İnsanlık tarihi kadar eski olan haberleşme tarihine bakıldığında, haberleşmenin büyük bir hızla geliştiği görülmektedir. Telgraf, telefon, radyo, televizyon derken şimdilerde internet, Facebook, Twitter gibi sosyal paylaşım ağları da yaygın olarak kullanılan haberleşme sistemleri arasına girmiştir. Bu durum insanları bir yandan sosyal hayattan uzaklaşırken diğer yandan çok kısa sürede çok büyük kitlelerle iletişime geçme imkanı sunmaktadır.

Bir haberleşme sistemi verici, iletim ortamı ve alıcı olarak adlandırılan üç ana kısımdan meydana gelir. Alıcı ve verici kendi içerisinde alt sistemlerden meydana gelmektedir. Kanal olarak da adlandırılan iletim ortamı ise haberleşmenin kalitesini belirleyen önemli etkenlerden biridir. Verici, gönderilecek işareti iletim ortamında verimli bir şekilde iletilebilecek biçime sokan ünitedir. İletim ortamı, işaretin vericiden çıkıp alıcıya ulaşana kadar katettiği yoldur. Alıcı ise, girişine gelen işaretten gönderilen mesaj işaretini yeniden elde etmeyi sağlayan ünitedir.

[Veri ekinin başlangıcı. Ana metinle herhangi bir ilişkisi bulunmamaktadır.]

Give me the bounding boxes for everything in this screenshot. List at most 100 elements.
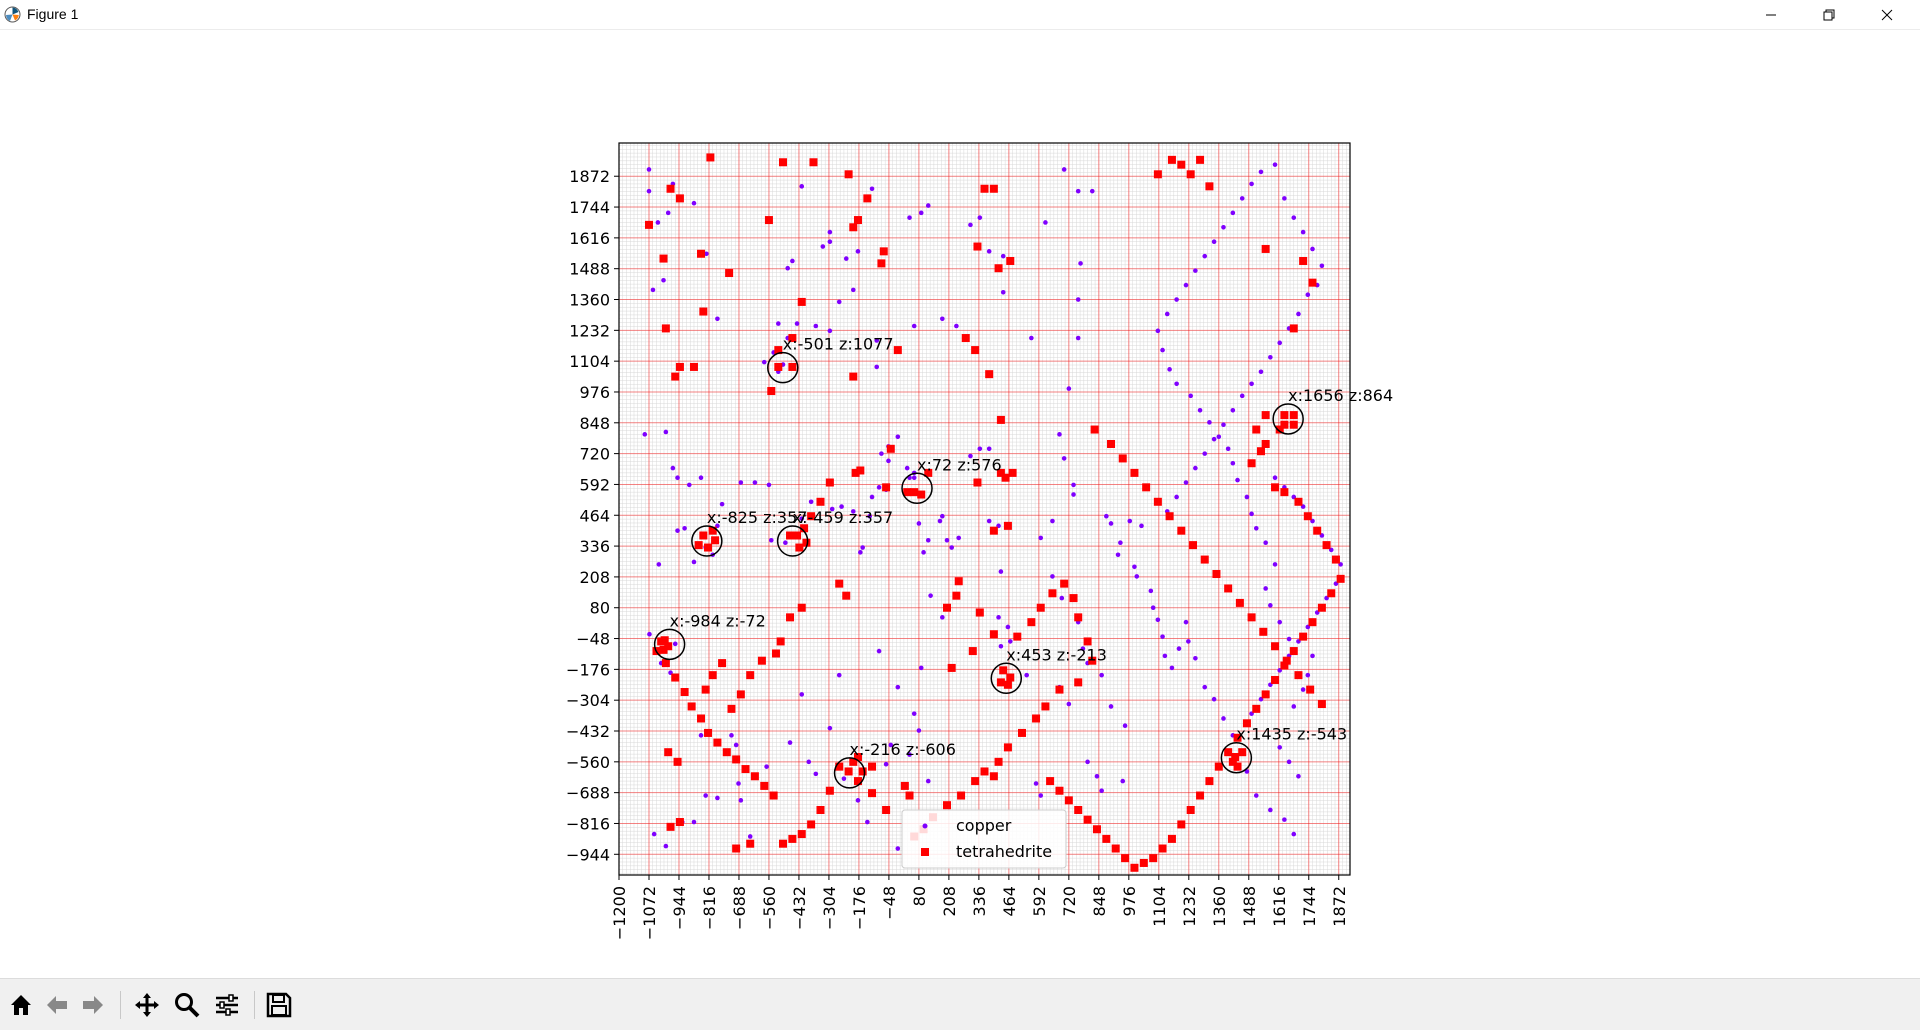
copper-point (869, 186, 875, 192)
minor-grid (618, 143, 1351, 875)
minimize-button[interactable] (1742, 0, 1800, 29)
copper-point (1134, 574, 1140, 579)
zoom-button[interactable] (170, 989, 204, 1021)
tetrahedrite-point (1261, 690, 1270, 699)
y-tick-label: −560 (566, 753, 610, 772)
tetrahedrite-point (1235, 598, 1244, 607)
copper-point (895, 434, 901, 440)
copper-point (968, 453, 973, 459)
y-tick-label: 1104 (569, 352, 610, 371)
tetrahedrite-point (1280, 411, 1289, 420)
back-button[interactable] (40, 989, 74, 1021)
figure-canvas[interactable]: x:-501 z:1077 x:1656 z:864 x:72 z:576 x:-82… (0, 30, 1920, 978)
tetrahedrite-point (797, 603, 806, 612)
home-button[interactable] (4, 989, 38, 1021)
x-tick-label: 848 (1090, 886, 1109, 917)
copper-point (1183, 282, 1189, 288)
restore-button[interactable] (1800, 0, 1858, 29)
toolbar-separator (120, 991, 121, 1019)
copper-point (1277, 745, 1283, 750)
tetrahedrite-point (802, 538, 811, 547)
tetrahedrite-point (779, 839, 788, 848)
tetrahedrite-point (699, 531, 708, 540)
copper-point (827, 328, 833, 334)
tetrahedrite-point (680, 688, 689, 696)
y-tick-label: 848 (579, 414, 610, 433)
copper-point (907, 752, 912, 757)
tetrahedrite-point (882, 483, 891, 492)
tetrahedrite-point (1130, 468, 1139, 477)
x-tick-label: 720 (1060, 886, 1079, 917)
x-axis: −1200 −1072 −944 −816 −688 −560 −432 −304 −176 −4… (610, 875, 1349, 940)
copper-point (783, 540, 788, 546)
tetrahedrite-point (816, 497, 825, 506)
copper-point (1132, 564, 1137, 570)
tetrahedrite-point (1107, 439, 1116, 448)
y-tick-label: −944 (566, 845, 610, 864)
annotation-label: x:-501 z:1077 (783, 335, 894, 354)
copper-point (1221, 224, 1226, 230)
tetrahedrite-point (943, 603, 952, 612)
tetrahedrite-point (788, 334, 797, 343)
tetrahedrite-point (1252, 425, 1261, 434)
configure-subplots-button[interactable] (210, 989, 244, 1021)
copper-point (986, 249, 992, 254)
copper-point (799, 692, 805, 697)
save-button[interactable] (262, 989, 296, 1021)
copper-point (1155, 328, 1161, 334)
tetrahedrite-point (968, 647, 977, 656)
copper-point (1007, 639, 1013, 644)
annotation-label: x:-216 z:-606 (850, 740, 956, 759)
copper-point (839, 504, 844, 509)
copper-point (1249, 511, 1254, 517)
tetrahedrite-point (961, 334, 970, 343)
copper-point (918, 665, 924, 671)
close-icon (1881, 9, 1893, 20)
copper-point (1268, 603, 1273, 608)
copper-point (1066, 701, 1072, 707)
legend-box (901, 809, 1067, 869)
copper-point (1071, 492, 1076, 497)
copper-point (1108, 704, 1114, 709)
tetrahedrite-point (673, 757, 682, 766)
annotation-circle (691, 525, 723, 557)
tetrahedrite-point (849, 223, 858, 232)
forward-button[interactable] (76, 989, 110, 1021)
copper-point (1061, 167, 1067, 172)
annotations: x:-501 z:1077 x:1656 z:864 x:72 z:576 x:-82… (653, 335, 1393, 789)
copper-point (996, 615, 1001, 620)
tetrahedrite-point (1212, 570, 1221, 579)
legend-tetrahedrite-label: tetrahedrite (956, 842, 1052, 861)
annotation-circle (653, 628, 686, 661)
copper-point (925, 203, 931, 208)
copper-point (1216, 434, 1222, 440)
copper-point (1075, 297, 1081, 302)
copper-point (1230, 407, 1236, 413)
tetrahedrite-point (704, 543, 713, 552)
copper-point (651, 831, 657, 837)
copper-point (1186, 639, 1191, 644)
x-tick-label: 1488 (1240, 886, 1259, 927)
tetrahedrite-point (708, 671, 717, 680)
pan-button[interactable] (130, 989, 164, 1021)
copper-point (876, 485, 882, 490)
tetrahedrite-point (1317, 603, 1326, 612)
copper-point (888, 742, 894, 748)
tetrahedrite-point (868, 762, 877, 771)
copper-point (656, 562, 662, 567)
copper-point (1193, 655, 1198, 661)
tetrahedrite-point (1205, 182, 1214, 191)
copper-point (1286, 636, 1292, 642)
copper-point (876, 648, 882, 654)
tetrahedrite-point (1013, 632, 1022, 641)
copper-point (1127, 518, 1133, 524)
copper-point (736, 781, 741, 786)
y-tick-label: 1488 (569, 260, 610, 279)
tetrahedrite-point (687, 702, 696, 711)
copper-point (663, 429, 669, 435)
copper-point (738, 480, 744, 485)
tetrahedrite-point (1083, 815, 1092, 824)
close-button[interactable] (1858, 0, 1916, 29)
copper-point (925, 778, 931, 784)
tetrahedrite-point (1046, 777, 1055, 786)
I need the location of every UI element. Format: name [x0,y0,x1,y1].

Haberleşme sistemlerinin sınıflandırılması değişik şekillerde yapılabiliyor olmasına rağmen, yaygın olarak analog haberleşme sistemleri ve sayısal haberleşme sistemleri olarak ikiye ayrılmaktadırlar. Analog haberleşme sistemleri daha çok sürekli işaretlerin iletilmesinde kullanılırken, sayısal haberleşme sistemleri ayrık işaretlerin iletilmesinde kullanılır. Sürekli işaretler sayısala dönüştürüldükten sonra sayısal haberleşme sistemleri üzerinden de iletilebilmektedir.

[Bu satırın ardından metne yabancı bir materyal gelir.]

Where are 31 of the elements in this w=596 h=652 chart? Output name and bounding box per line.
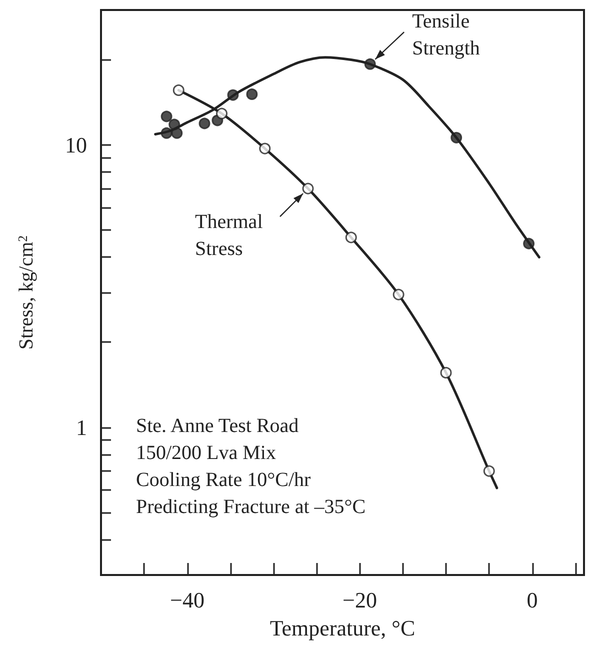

Mesaj işaretleri genelde elektriksel olmayan, ses ve görüntü gibi fiziksel işaretlerdir. İletilmek istenilen işaretler elektriksel işarete dönüştürüldükten sonra dahi genellikle iletime uygun halde olmazlar. İşaretleri iletime uygun hale getirmek için modülasyon işlemi uygulanır. Modülasyonun daha başka faydaları da vardır. Anten boyutlarının gerçekleştirilebilir makul seviyelere indirilmesi, aynı iletim ortamından birden çok işaretin iletilebilmesi, bozucu etkileri azaltmak gibi. Analog ve sayısal haberleşme sistemlerinde farklı modülasyon türleri kullanılmaktadır.

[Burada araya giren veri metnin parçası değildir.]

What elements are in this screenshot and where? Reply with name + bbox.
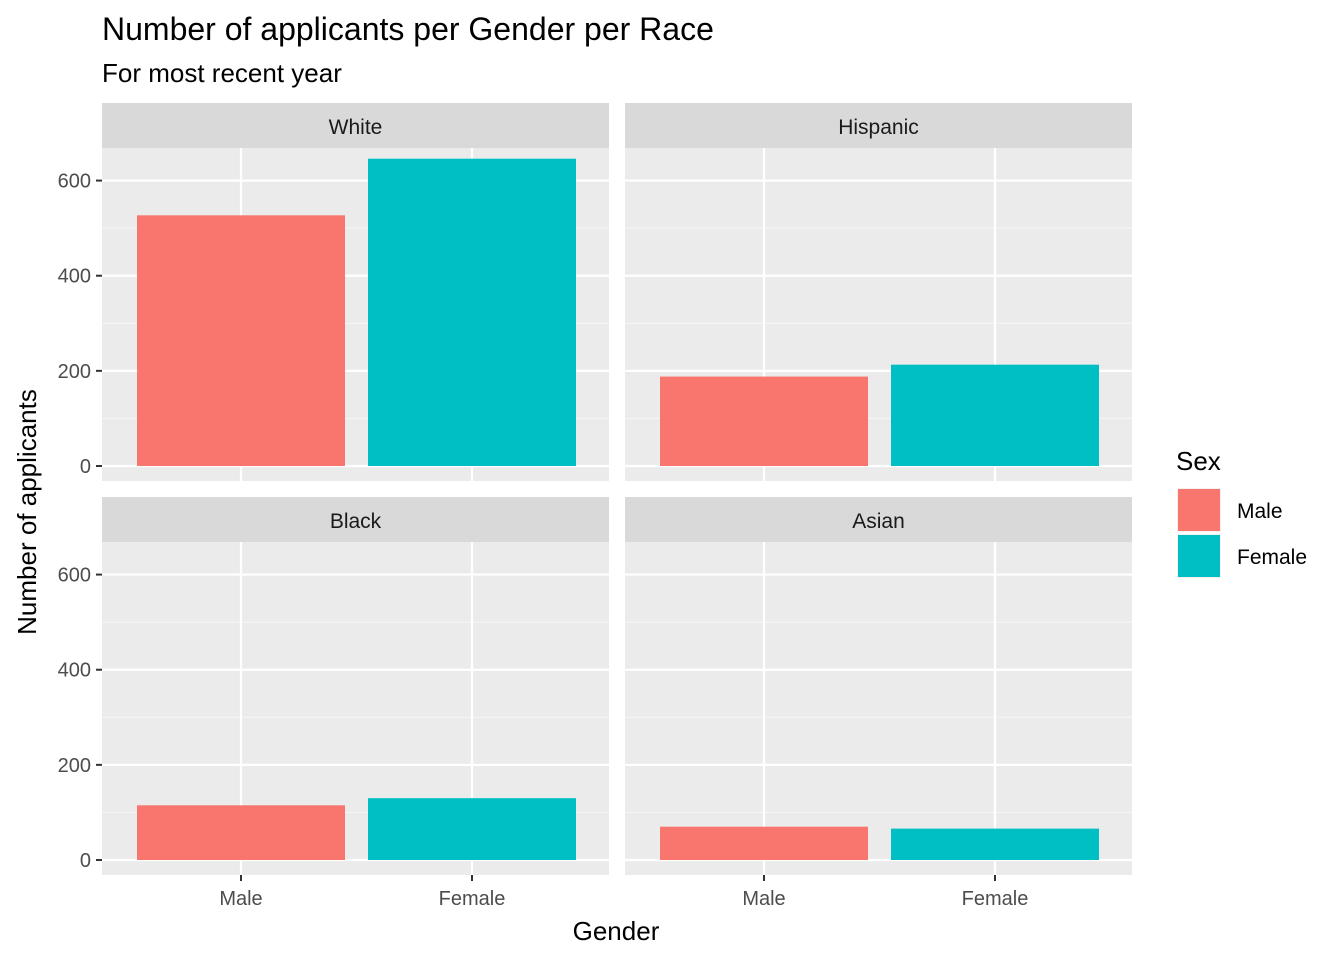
legend-label: Female — [1237, 546, 1307, 569]
facet-panel-black: Black 0 200 400 600 Male Female — [58, 497, 609, 910]
facet-strip — [102, 103, 609, 148]
facet-strip — [625, 103, 1132, 148]
y-tick-label: 0 — [80, 456, 91, 478]
x-tick-label: Female — [962, 888, 1029, 910]
x-tick-label: Female — [439, 888, 506, 910]
x-tick-label: Male — [742, 888, 785, 910]
x-tick-label: Male — [219, 888, 262, 910]
bar-asian-female — [891, 828, 1099, 860]
facet-panel-asian: Asian Male Female — [625, 497, 1132, 910]
legend-title: Sex — [1176, 446, 1221, 476]
facet-strip-label: Hispanic — [838, 116, 919, 139]
y-tick-label: 400 — [58, 266, 91, 288]
legend-key-female — [1178, 535, 1220, 577]
y-tick-label: 0 — [80, 850, 91, 872]
y-tick-label: 200 — [58, 361, 91, 383]
facet-strip-label: White — [329, 116, 383, 139]
y-tick-label: 600 — [58, 565, 91, 587]
y-tick-label: 600 — [58, 171, 91, 193]
bar-hispanic-male — [660, 376, 868, 466]
bar-white-female — [368, 158, 576, 466]
bar-hispanic-female — [891, 364, 1099, 466]
legend: Sex Male Female — [1176, 446, 1307, 578]
chart-title: Number of applicants per Gender per Race — [102, 11, 714, 47]
facet-strip-label: Black — [330, 510, 382, 533]
legend-label: Male — [1237, 500, 1283, 523]
y-tick-label: 400 — [58, 660, 91, 682]
chart-subtitle: For most recent year — [102, 58, 342, 88]
facet-strip-label: Asian — [852, 510, 905, 533]
y-tick-label: 200 — [58, 755, 91, 777]
facet-strip — [102, 497, 609, 542]
legend-key-male — [1178, 489, 1220, 531]
panel-background — [625, 542, 1132, 875]
facet-panels: White 0 200 400 600 Hispanic Black 0 200 400 600 Ma… — [58, 103, 1132, 910]
bar-asian-male — [660, 826, 868, 860]
y-axis-title: Number of applicants — [12, 389, 42, 635]
facet-panel-hispanic: Hispanic — [625, 103, 1132, 481]
facet-strip — [625, 497, 1132, 542]
bar-black-male — [137, 805, 345, 860]
bar-black-female — [368, 798, 576, 860]
bar-white-male — [137, 215, 345, 466]
facet-panel-white: White 0 200 400 600 — [58, 103, 609, 481]
x-axis-title: Gender — [573, 916, 660, 946]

Haberleşme sistemlerinden beklentiler farklılık göstermektedir. Ses haberleşmesinde anlaşılır olmak yeterli iken müzik iletiminde sesin doğallılığının korunması gereklidir. Görüntü haberleşmesinde iletilen resim ile alınan resmin birbirine benzerliğinin yüksek olması istenirken, data haberleşmesinde doğruluğun çok daha yüksek olması beklenir. Bu beklentilerin gerçekleşebilmesi için göz önünde bulundurulması gereken unsurlar bulunmaktadır. Bant genişliği, işaret gürültü oranı, iletim ortamı ve gürültü bunların başlıcalarıdır.